Todos nós conhecemos pessoas intensas, explosivas, impulsivas e com dificuldades nas relações interpessoais. Acima de tudo, são pessoas com muita dificuldade em regular as emoções.
Aquilo que muitas vezes é considerado “mau feitio”, na verdade pode traduzir uma Perturbação Borderline da Personalidade, ou seja, uma doença psiquiátrica que atinge mais de 2% da população. Pode parecer uma percentagem baixa, mas se compararmos com outras doenças, verificamos que a sua incidência é maior do que por exemplo a doença bipolar ou a esquizofrenia.
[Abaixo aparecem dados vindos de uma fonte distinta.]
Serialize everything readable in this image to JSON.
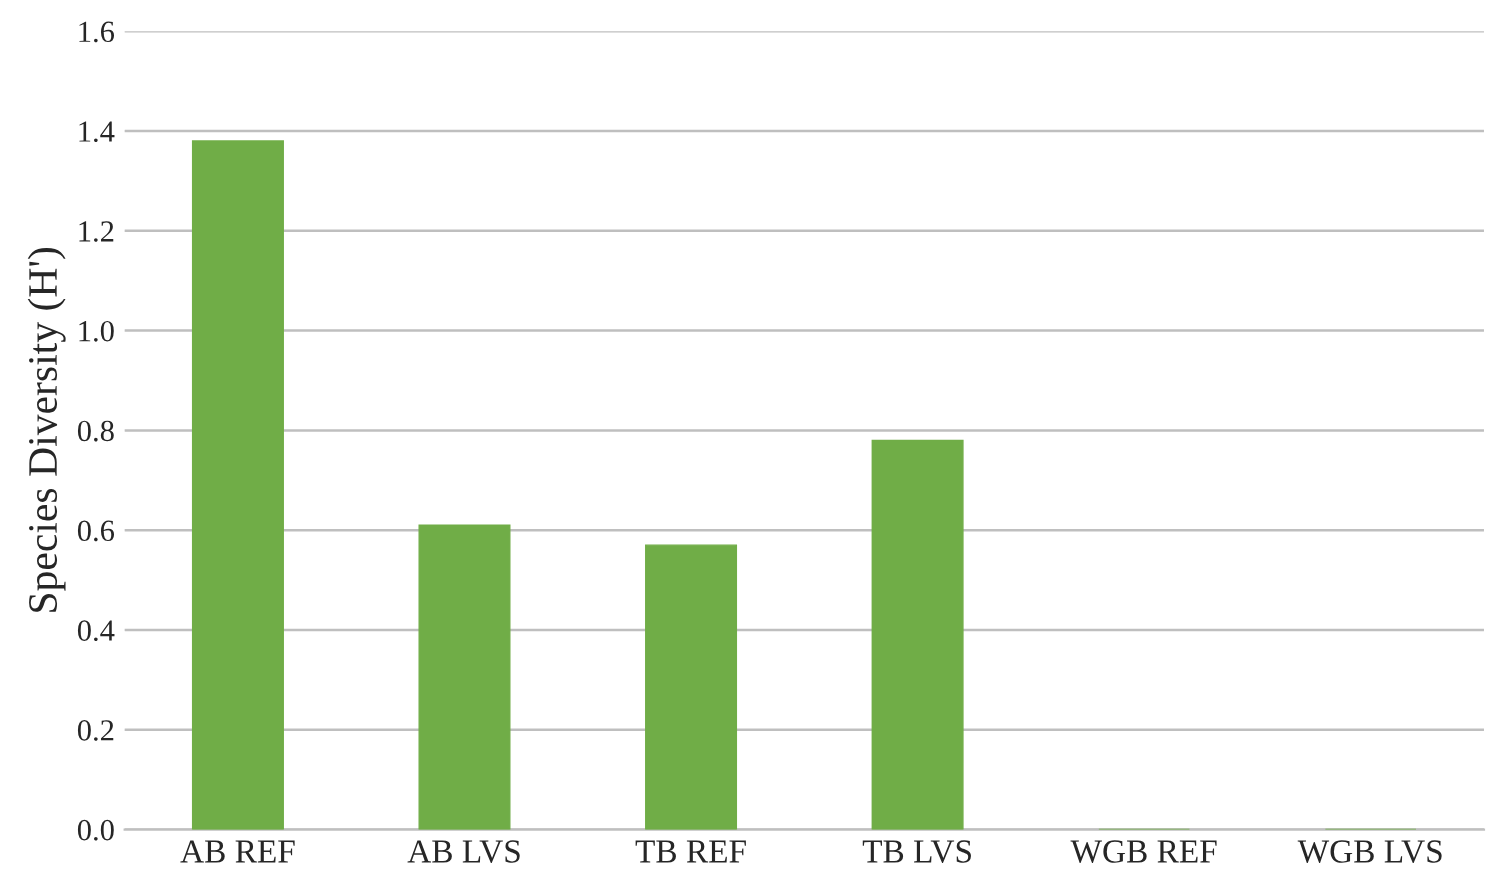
{
  "chart_data": {
    "type": "bar",
    "ylabel": "Species Diversity (H')",
    "categories": [
      "AB REF",
      "AB LVS",
      "TB REF",
      "TB LVS",
      "WGB REF",
      "WGB LVS"
    ],
    "values": [
      1.38,
      0.61,
      0.57,
      0.78,
      0,
      0
    ],
    "color": "#70ad47",
    "ylim": [
      0,
      1.6
    ],
    "yticks": [
      {
        "value": 0,
        "label": "0.0"
      },
      {
        "value": 0.2,
        "label": "0.2"
      },
      {
        "value": 0.4,
        "label": "0.4"
      },
      {
        "value": 0.6,
        "label": "0.6"
      },
      {
        "value": 0.8,
        "label": "0.8"
      },
      {
        "value": 1.0,
        "label": "1.0"
      },
      {
        "value": 1.2,
        "label": "1.2"
      },
      {
        "value": 1.4,
        "label": "1.4"
      },
      {
        "value": 1.6,
        "label": "1.6"
      }
    ],
    "grid": "y",
    "legend": false
  }
}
No entanto, continua a ser uma doença pouco conhecida, o que faz com que muitas pessoas não sejam tratadas, tendo um impacto significativo nas suas vidas e nas vidas daqueles com quem estabelecem relações íntimas, como pais, irmãos, filhos, parceiros/as.
De facto, segundo João Carlos Melo, psiquiatra e psicoterapeuta, as relações interpessoais mais próximas são “o terreno onde tudo acontece” e um dos problemas é o conflito entre a necessidade intensa do outro e o medo da rejeição, do abandono e da falta de aceitação.
Uma das principais características desta perturbação é a instabilidade afetiva, pois as emoções são muito intensas e difíceis de controlar. Muitos pacientes descrevem uma tensão interna e inquietação, uma dor interna, invasiva, intolerável, sendo este estado de humor pesado designado de disforia. Associada à disforia, surgem estados de irritabilidade, que originam reações agressivas e explosivas. Muitas vezes, perante uma pequena frustração, as reações emocionais são exageradas, com uma grande raiva (e ataque aos outros), incompreensível para quem está à volta.
Para aliviar a disforia, a pessoa pode procurar excitação ou novidade, havendo comportamentos impulsivos como compras ou novos relacionamentos. Mas também pode recorrer a comportamentos autolesivos, que têm a função de acalmar (a dor psicológica) ou de expressar a raiva. Fazer mal a si próprio diminui momentaneamente a angústia e ajuda a regular as emoções, mas não é uma solução saudável e pode pôr em risco a vida da pessoa.
Subjacente à instabilidade afetiva, existe frequentemente muita ansiedade, a qual se pode apresentar como ansiedade generalizada, ansiedade social e/ou ataques de pânico.
Parece então um contrassenso que, perante estas características, as pessoas não procurem uma ajuda especializada. O que acontece é que, simultaneamente às dificuldades nas relações interpessoais mais íntimas, existe uma boa capacidade para estabelecer novos contactos sociais e manter relacionamentos superficiais, porque geralmente são pessoas simpáticas e extrovertidas. Cria-se então a ilusão de que está tudo bem e o problema são os outros (os pais, os irmãos, os amigos).
Ainda assim, e sem desvalorizar as capacidades sociais, reitero que as pessoas com personalidade Borderline sofrem muito e fazem sofrer os que lhes são mais próximos. E não se trata de mau feitio, trata-se de uma doença, uma doença com um impacto significativo e que deve ser tratada através de psicoterapia.